By Norah Christianson
Introduction to Poetry
By Billy Collins
I ask them to take a poem
and hold it up to the light
like a color slide
or press an ear against its hive.
I say drop a mouse into a poem
and watch him probe his way out,
or walk inside the poem’s room
and feel the walls for a light switch.
I want them to waterski
across the surface of a poem
waving at the author’s name on the shore.
But all they want to do
is tie the poem to a chair with rope
and torture a confession out of it.
They begin beating it with a hose
to find out what it really means.
Billy Collins was born in 1941 in New York City.
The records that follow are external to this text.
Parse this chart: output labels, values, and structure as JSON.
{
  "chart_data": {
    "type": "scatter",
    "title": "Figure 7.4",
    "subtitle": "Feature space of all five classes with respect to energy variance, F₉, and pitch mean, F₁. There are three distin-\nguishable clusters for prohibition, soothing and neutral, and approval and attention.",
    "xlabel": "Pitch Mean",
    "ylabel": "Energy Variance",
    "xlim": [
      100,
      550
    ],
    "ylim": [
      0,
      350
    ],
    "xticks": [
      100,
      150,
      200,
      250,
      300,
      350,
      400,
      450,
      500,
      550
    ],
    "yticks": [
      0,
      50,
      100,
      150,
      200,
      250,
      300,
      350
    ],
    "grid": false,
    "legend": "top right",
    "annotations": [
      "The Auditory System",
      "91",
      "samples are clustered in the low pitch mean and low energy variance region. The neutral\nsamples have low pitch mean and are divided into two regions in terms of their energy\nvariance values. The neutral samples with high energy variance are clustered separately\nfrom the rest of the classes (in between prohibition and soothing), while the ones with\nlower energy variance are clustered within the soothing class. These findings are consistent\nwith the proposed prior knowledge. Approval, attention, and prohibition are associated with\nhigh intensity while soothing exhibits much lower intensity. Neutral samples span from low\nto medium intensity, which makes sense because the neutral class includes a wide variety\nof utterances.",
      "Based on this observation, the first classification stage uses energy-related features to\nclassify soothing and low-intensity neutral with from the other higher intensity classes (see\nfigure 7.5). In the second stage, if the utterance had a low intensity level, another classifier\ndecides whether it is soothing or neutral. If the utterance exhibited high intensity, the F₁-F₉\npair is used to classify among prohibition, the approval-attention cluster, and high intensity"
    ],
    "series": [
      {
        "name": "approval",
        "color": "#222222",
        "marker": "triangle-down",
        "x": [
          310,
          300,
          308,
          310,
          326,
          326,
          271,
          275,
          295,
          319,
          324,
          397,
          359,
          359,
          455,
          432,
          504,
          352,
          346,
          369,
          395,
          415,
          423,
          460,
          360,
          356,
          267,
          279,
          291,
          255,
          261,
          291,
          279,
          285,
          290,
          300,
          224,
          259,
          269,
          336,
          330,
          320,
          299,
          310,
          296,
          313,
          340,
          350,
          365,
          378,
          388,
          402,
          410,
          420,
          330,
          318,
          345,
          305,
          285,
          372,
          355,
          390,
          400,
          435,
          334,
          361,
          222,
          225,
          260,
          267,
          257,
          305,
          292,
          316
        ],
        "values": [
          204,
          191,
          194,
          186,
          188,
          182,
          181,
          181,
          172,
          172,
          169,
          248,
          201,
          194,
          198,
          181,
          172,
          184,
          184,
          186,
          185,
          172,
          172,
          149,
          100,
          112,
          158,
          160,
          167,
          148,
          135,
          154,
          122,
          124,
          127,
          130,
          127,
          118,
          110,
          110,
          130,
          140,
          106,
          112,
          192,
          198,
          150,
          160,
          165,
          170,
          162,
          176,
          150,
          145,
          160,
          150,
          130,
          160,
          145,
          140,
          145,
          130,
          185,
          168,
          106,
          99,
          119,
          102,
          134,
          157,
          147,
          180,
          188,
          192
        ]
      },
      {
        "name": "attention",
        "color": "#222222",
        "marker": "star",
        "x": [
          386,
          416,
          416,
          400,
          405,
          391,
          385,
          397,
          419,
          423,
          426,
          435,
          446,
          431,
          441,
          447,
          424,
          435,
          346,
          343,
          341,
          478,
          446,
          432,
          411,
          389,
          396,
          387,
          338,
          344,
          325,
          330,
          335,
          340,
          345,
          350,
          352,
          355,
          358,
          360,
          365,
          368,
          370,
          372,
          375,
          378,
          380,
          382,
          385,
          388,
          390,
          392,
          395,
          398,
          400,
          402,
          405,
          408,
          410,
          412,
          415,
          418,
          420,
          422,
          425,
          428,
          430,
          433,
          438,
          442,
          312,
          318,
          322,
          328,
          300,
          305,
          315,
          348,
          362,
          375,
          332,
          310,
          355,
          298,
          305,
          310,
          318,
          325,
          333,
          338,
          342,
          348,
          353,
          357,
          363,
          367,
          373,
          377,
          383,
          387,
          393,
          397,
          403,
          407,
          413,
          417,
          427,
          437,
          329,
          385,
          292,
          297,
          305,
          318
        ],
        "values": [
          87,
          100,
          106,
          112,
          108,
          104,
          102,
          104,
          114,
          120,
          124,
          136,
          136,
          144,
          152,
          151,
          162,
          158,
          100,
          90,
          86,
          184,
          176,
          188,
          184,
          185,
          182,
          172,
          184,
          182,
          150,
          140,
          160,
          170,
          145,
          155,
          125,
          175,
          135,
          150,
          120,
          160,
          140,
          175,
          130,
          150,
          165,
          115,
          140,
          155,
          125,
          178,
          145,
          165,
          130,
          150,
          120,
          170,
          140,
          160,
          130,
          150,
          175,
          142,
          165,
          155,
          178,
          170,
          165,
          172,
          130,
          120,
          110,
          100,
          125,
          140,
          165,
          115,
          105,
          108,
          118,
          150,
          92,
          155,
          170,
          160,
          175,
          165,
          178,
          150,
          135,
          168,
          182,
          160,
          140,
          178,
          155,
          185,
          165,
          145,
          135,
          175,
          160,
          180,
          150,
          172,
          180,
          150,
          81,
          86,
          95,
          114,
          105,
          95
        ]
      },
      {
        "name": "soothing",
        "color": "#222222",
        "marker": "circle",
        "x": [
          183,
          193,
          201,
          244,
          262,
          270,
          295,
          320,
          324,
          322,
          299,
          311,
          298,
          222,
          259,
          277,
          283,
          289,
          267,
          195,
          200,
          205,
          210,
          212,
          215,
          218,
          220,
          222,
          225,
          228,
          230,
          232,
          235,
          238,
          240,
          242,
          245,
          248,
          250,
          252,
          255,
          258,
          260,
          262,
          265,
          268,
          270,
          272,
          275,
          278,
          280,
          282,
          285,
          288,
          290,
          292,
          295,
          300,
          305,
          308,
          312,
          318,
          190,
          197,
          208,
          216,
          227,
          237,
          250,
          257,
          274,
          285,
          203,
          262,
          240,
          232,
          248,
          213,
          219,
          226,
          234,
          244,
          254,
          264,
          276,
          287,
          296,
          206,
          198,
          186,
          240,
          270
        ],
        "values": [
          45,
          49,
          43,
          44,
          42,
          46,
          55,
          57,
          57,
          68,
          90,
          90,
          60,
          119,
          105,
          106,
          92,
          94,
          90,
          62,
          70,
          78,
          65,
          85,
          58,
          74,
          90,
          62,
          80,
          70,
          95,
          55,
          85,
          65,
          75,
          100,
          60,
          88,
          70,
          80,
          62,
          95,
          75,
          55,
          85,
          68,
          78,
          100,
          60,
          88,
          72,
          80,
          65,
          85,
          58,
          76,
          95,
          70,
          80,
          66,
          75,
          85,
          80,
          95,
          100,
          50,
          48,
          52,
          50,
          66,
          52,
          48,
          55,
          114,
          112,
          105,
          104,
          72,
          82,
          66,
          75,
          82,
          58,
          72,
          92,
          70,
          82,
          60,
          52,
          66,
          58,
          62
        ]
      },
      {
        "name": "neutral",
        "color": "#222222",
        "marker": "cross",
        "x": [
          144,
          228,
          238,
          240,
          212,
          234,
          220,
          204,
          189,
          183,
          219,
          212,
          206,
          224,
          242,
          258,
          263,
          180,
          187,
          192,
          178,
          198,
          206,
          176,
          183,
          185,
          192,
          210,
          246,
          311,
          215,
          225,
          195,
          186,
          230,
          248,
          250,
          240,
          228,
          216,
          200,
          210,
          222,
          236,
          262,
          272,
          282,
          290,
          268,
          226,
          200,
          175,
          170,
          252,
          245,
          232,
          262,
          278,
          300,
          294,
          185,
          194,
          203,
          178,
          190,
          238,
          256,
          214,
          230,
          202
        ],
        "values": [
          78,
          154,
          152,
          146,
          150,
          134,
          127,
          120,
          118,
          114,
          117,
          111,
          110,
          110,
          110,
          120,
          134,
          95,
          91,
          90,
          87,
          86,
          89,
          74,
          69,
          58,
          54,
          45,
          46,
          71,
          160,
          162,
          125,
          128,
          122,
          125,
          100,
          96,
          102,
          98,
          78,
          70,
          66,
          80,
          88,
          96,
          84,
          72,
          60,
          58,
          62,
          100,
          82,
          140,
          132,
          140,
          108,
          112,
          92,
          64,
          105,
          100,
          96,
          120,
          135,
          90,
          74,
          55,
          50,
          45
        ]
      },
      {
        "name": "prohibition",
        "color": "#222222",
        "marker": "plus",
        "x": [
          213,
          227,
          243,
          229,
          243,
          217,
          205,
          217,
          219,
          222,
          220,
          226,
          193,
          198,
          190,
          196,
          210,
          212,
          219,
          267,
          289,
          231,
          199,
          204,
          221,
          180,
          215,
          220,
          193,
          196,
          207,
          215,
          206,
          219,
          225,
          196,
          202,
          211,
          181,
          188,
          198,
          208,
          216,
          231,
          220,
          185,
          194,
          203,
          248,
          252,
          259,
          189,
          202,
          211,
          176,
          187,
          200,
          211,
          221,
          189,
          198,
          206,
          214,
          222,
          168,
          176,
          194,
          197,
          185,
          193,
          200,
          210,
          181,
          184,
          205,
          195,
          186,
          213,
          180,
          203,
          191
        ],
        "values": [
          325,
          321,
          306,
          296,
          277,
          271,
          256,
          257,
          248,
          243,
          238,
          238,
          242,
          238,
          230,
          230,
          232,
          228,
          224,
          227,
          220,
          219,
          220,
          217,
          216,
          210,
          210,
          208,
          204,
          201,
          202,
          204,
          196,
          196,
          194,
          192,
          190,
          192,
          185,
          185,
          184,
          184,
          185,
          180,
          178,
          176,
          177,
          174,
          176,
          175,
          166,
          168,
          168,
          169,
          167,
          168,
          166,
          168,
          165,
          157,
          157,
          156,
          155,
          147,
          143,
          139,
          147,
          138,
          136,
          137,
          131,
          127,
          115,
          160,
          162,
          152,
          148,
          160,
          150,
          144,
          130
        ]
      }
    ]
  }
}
He received his M.A. and Ph.D. in romantic poetry from the University of California. He has been called “The most popular poet in America” by the New York Times, and in 2001 was named Poet Laureate of the United States. In 2014 he traveled to Russia as a cultural emissary of the U.S. State Department. He has toured alongside the singer-songwriter Aimee Mann, presented TED talks, and given three readings of his poetry at the White House.
Some critics and poets see Collins as uninteresting and bland because he mostly writes about the mundane, and in ordinary unpoetic words. (I think they suspect him because he’s popular, and therefore too plebeian to be taken seriously. But keep in mind, critics and even poets can be jealous.) I believe, though, it is exactly his plain language, his wit, his quirky unseriousness, as well as his writing about everyday things, that makes him so beloved.
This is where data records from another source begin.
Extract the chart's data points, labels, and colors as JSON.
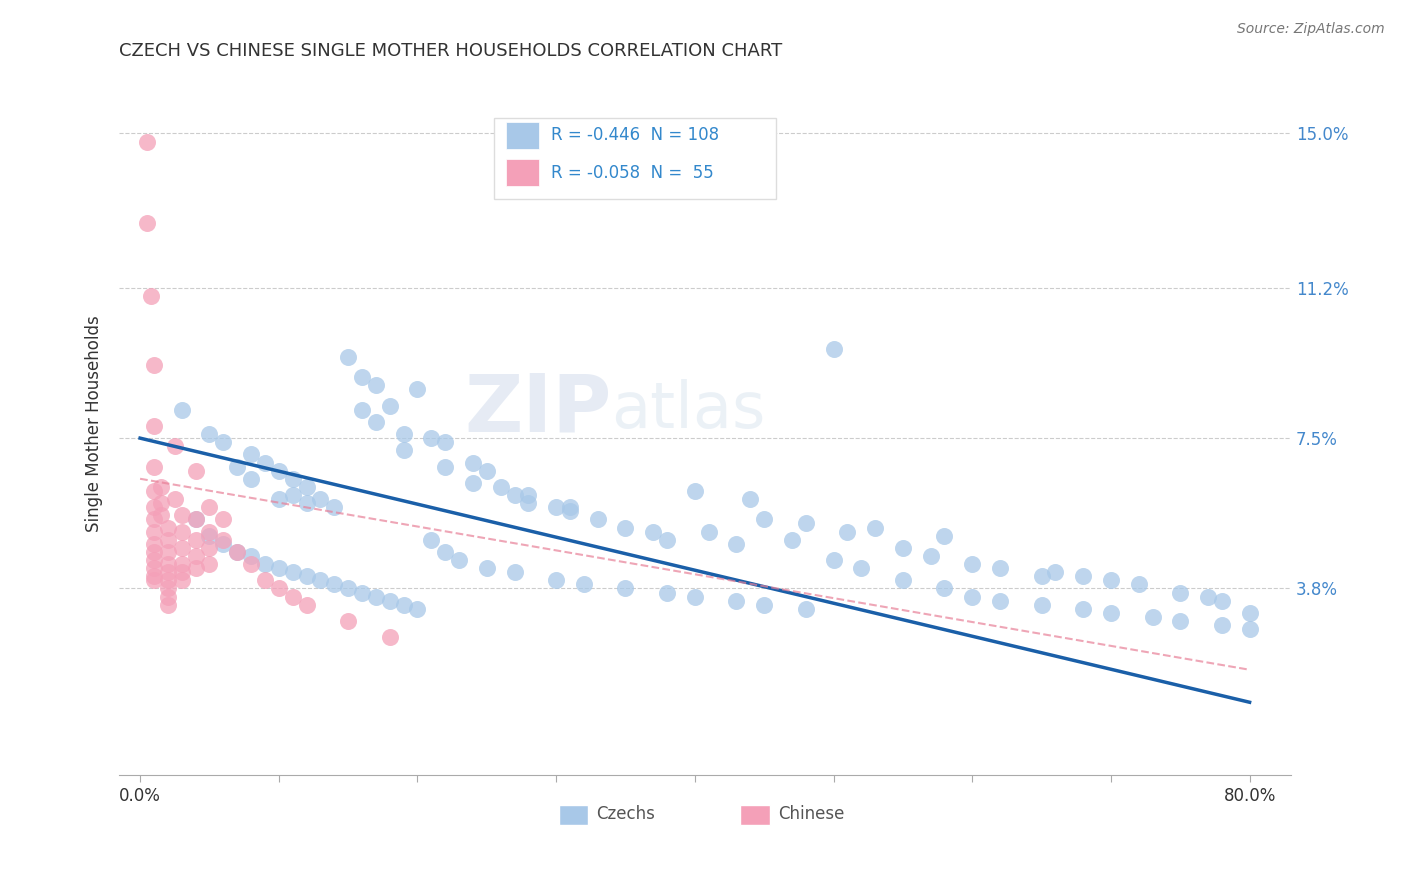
{
  "title": "CZECH VS CHINESE SINGLE MOTHER HOUSEHOLDS CORRELATION CHART",
  "source": "Source: ZipAtlas.com",
  "ylabel": "Single Mother Households",
  "watermark": "ZIPatlas",
  "x_tick_positions": [
    0.0,
    0.1,
    0.2,
    0.3,
    0.4,
    0.5,
    0.6,
    0.7,
    0.8
  ],
  "x_tick_labels": [
    "0.0%",
    "",
    "",
    "",
    "",
    "",
    "",
    "",
    "80.0%"
  ],
  "y_ticks": [
    0.0,
    0.038,
    0.075,
    0.112,
    0.15
  ],
  "y_tick_labels": [
    "",
    "3.8%",
    "7.5%",
    "11.2%",
    "15.0%"
  ],
  "xlim": [
    -0.015,
    0.83
  ],
  "ylim": [
    -0.008,
    0.165
  ],
  "czech_color": "#a8c8e8",
  "chinese_color": "#f4a0b8",
  "czech_line_color": "#1a5fa8",
  "chinese_line_color": "#e88098",
  "czech_R": -0.446,
  "czech_N": 108,
  "chinese_R": -0.058,
  "chinese_N": 55,
  "czech_line_x0": 0.0,
  "czech_line_y0": 0.075,
  "czech_line_x1": 0.8,
  "czech_line_y1": 0.01,
  "chinese_line_x0": 0.0,
  "chinese_line_y0": 0.065,
  "chinese_line_x1": 0.8,
  "chinese_line_y1": 0.018,
  "czech_scatter": [
    [
      0.03,
      0.082
    ],
    [
      0.05,
      0.076
    ],
    [
      0.06,
      0.074
    ],
    [
      0.07,
      0.068
    ],
    [
      0.08,
      0.071
    ],
    [
      0.08,
      0.065
    ],
    [
      0.09,
      0.069
    ],
    [
      0.1,
      0.067
    ],
    [
      0.1,
      0.06
    ],
    [
      0.11,
      0.065
    ],
    [
      0.11,
      0.061
    ],
    [
      0.12,
      0.063
    ],
    [
      0.12,
      0.059
    ],
    [
      0.13,
      0.06
    ],
    [
      0.14,
      0.058
    ],
    [
      0.15,
      0.095
    ],
    [
      0.16,
      0.09
    ],
    [
      0.17,
      0.088
    ],
    [
      0.18,
      0.083
    ],
    [
      0.19,
      0.076
    ],
    [
      0.2,
      0.087
    ],
    [
      0.21,
      0.075
    ],
    [
      0.22,
      0.074
    ],
    [
      0.24,
      0.069
    ],
    [
      0.25,
      0.067
    ],
    [
      0.26,
      0.063
    ],
    [
      0.27,
      0.061
    ],
    [
      0.28,
      0.059
    ],
    [
      0.3,
      0.058
    ],
    [
      0.31,
      0.057
    ],
    [
      0.33,
      0.055
    ],
    [
      0.35,
      0.053
    ],
    [
      0.37,
      0.052
    ],
    [
      0.38,
      0.05
    ],
    [
      0.4,
      0.062
    ],
    [
      0.41,
      0.052
    ],
    [
      0.43,
      0.049
    ],
    [
      0.44,
      0.06
    ],
    [
      0.45,
      0.055
    ],
    [
      0.47,
      0.05
    ],
    [
      0.48,
      0.054
    ],
    [
      0.5,
      0.097
    ],
    [
      0.51,
      0.052
    ],
    [
      0.53,
      0.053
    ],
    [
      0.55,
      0.048
    ],
    [
      0.57,
      0.046
    ],
    [
      0.58,
      0.051
    ],
    [
      0.6,
      0.044
    ],
    [
      0.62,
      0.043
    ],
    [
      0.65,
      0.041
    ],
    [
      0.66,
      0.042
    ],
    [
      0.68,
      0.041
    ],
    [
      0.7,
      0.04
    ],
    [
      0.72,
      0.039
    ],
    [
      0.75,
      0.037
    ],
    [
      0.77,
      0.036
    ],
    [
      0.78,
      0.035
    ],
    [
      0.8,
      0.032
    ],
    [
      0.04,
      0.055
    ],
    [
      0.05,
      0.051
    ],
    [
      0.06,
      0.049
    ],
    [
      0.07,
      0.047
    ],
    [
      0.08,
      0.046
    ],
    [
      0.09,
      0.044
    ],
    [
      0.1,
      0.043
    ],
    [
      0.11,
      0.042
    ],
    [
      0.12,
      0.041
    ],
    [
      0.13,
      0.04
    ],
    [
      0.14,
      0.039
    ],
    [
      0.15,
      0.038
    ],
    [
      0.16,
      0.037
    ],
    [
      0.17,
      0.036
    ],
    [
      0.18,
      0.035
    ],
    [
      0.19,
      0.034
    ],
    [
      0.2,
      0.033
    ],
    [
      0.21,
      0.05
    ],
    [
      0.22,
      0.047
    ],
    [
      0.23,
      0.045
    ],
    [
      0.25,
      0.043
    ],
    [
      0.27,
      0.042
    ],
    [
      0.3,
      0.04
    ],
    [
      0.32,
      0.039
    ],
    [
      0.35,
      0.038
    ],
    [
      0.38,
      0.037
    ],
    [
      0.4,
      0.036
    ],
    [
      0.43,
      0.035
    ],
    [
      0.45,
      0.034
    ],
    [
      0.48,
      0.033
    ],
    [
      0.5,
      0.045
    ],
    [
      0.52,
      0.043
    ],
    [
      0.55,
      0.04
    ],
    [
      0.58,
      0.038
    ],
    [
      0.6,
      0.036
    ],
    [
      0.62,
      0.035
    ],
    [
      0.65,
      0.034
    ],
    [
      0.68,
      0.033
    ],
    [
      0.7,
      0.032
    ],
    [
      0.73,
      0.031
    ],
    [
      0.75,
      0.03
    ],
    [
      0.78,
      0.029
    ],
    [
      0.8,
      0.028
    ],
    [
      0.16,
      0.082
    ],
    [
      0.17,
      0.079
    ],
    [
      0.19,
      0.072
    ],
    [
      0.22,
      0.068
    ],
    [
      0.24,
      0.064
    ],
    [
      0.28,
      0.061
    ],
    [
      0.31,
      0.058
    ]
  ],
  "chinese_scatter": [
    [
      0.005,
      0.148
    ],
    [
      0.005,
      0.128
    ],
    [
      0.008,
      0.11
    ],
    [
      0.01,
      0.093
    ],
    [
      0.01,
      0.078
    ],
    [
      0.01,
      0.068
    ],
    [
      0.01,
      0.062
    ],
    [
      0.01,
      0.058
    ],
    [
      0.01,
      0.055
    ],
    [
      0.01,
      0.052
    ],
    [
      0.01,
      0.049
    ],
    [
      0.01,
      0.047
    ],
    [
      0.01,
      0.045
    ],
    [
      0.01,
      0.043
    ],
    [
      0.01,
      0.041
    ],
    [
      0.01,
      0.04
    ],
    [
      0.015,
      0.063
    ],
    [
      0.015,
      0.059
    ],
    [
      0.015,
      0.056
    ],
    [
      0.02,
      0.053
    ],
    [
      0.02,
      0.05
    ],
    [
      0.02,
      0.047
    ],
    [
      0.02,
      0.044
    ],
    [
      0.02,
      0.042
    ],
    [
      0.02,
      0.04
    ],
    [
      0.02,
      0.038
    ],
    [
      0.02,
      0.036
    ],
    [
      0.02,
      0.034
    ],
    [
      0.025,
      0.073
    ],
    [
      0.025,
      0.06
    ],
    [
      0.03,
      0.056
    ],
    [
      0.03,
      0.052
    ],
    [
      0.03,
      0.048
    ],
    [
      0.03,
      0.044
    ],
    [
      0.03,
      0.042
    ],
    [
      0.03,
      0.04
    ],
    [
      0.04,
      0.067
    ],
    [
      0.04,
      0.055
    ],
    [
      0.04,
      0.05
    ],
    [
      0.04,
      0.046
    ],
    [
      0.04,
      0.043
    ],
    [
      0.05,
      0.058
    ],
    [
      0.05,
      0.052
    ],
    [
      0.05,
      0.048
    ],
    [
      0.05,
      0.044
    ],
    [
      0.06,
      0.055
    ],
    [
      0.06,
      0.05
    ],
    [
      0.07,
      0.047
    ],
    [
      0.08,
      0.044
    ],
    [
      0.09,
      0.04
    ],
    [
      0.1,
      0.038
    ],
    [
      0.11,
      0.036
    ],
    [
      0.12,
      0.034
    ],
    [
      0.15,
      0.03
    ],
    [
      0.18,
      0.026
    ]
  ]
}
I once heard Collins read his poetry at the Sunken Garden Poetry Festival in Farmington, CT. It was a hot day and when I arrived I was dying of thirst and no water available. I wondered how I’d make it through the reading without dehydrating to death. But Collins was so absolutely charming, relatable, and so funny, his dry sense of humor did away with my thirst. (Now there’s an oxymoron.) Some people can read the train schedule and make you swoon. I think now how, even with poetry, presentation is everything. I spoke with Collins after his reading and told him how I enjoyed him, how his poems were so fine my thirst disappeared with his first poem. Later, while milling around in the crowd with my spiked punch, I overheard him happily telling the festival director what I’d said. It’s true, even The Great are pleased to be praised.
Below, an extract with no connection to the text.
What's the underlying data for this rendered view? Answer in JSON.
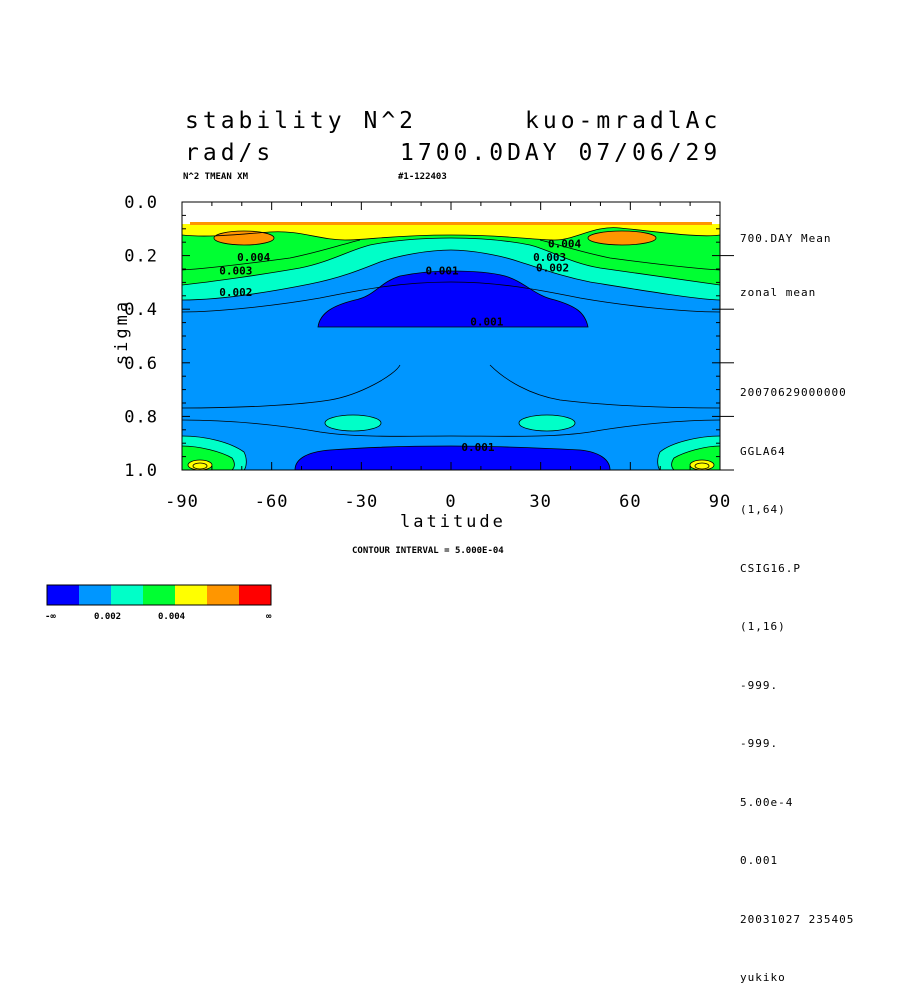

Talking to a friend the other day, I confessed that I can really, really love a poem—its mood, the beautiful and strange words, the feelings it gives me—and not know precisely what the poem means. I have a sense, but what the poet literally means, I am unsure. For instance, I love Theodore Roethke’s poem “The Waking,” but cannot figure out what he specifically means by his first line, “I wake to sleep, and take my waking slow.” It’s puzzling. I could sit for an hour wishing he’d said instead, “I wake from sleep….” I could examine it for another hour and write down several imaginative personal interpretations (what grad students do), but not have them mean what the poet meant. In the end, I really can’t know what it means. I only know I love it.
Billy Collins, in his poem “Introduction to Poetry” is defending the idea that, as Archibald MacLeish has written, “A poem should not mean, but be.” Collins is writing here as a teacher of poetry speaking to his students, asking them to see a poem as a work of art, as a kind of mystery. He wants his students to simply experience the poem, to have an emotional response as if they were looking at a form of art. We look at “Whistler’s Mother” and feel peaceful. But we do not pick the old lady apart, or demand to know what she means by holding on to that handkerchief, or demand that Whistler explain why he painted her and not a busty milkmaid, etc. We do not look at “Starry Night” and insist on knowing why Van Gogh painted those twirly stars instead of artichokes, or what do those stars symbolize anyway? We just look and love.
Collins wants his students to hold the poem up in the light, to really listen to it, to waterski over it, to have fun with it. But all the students want is to beat a meaning out of it.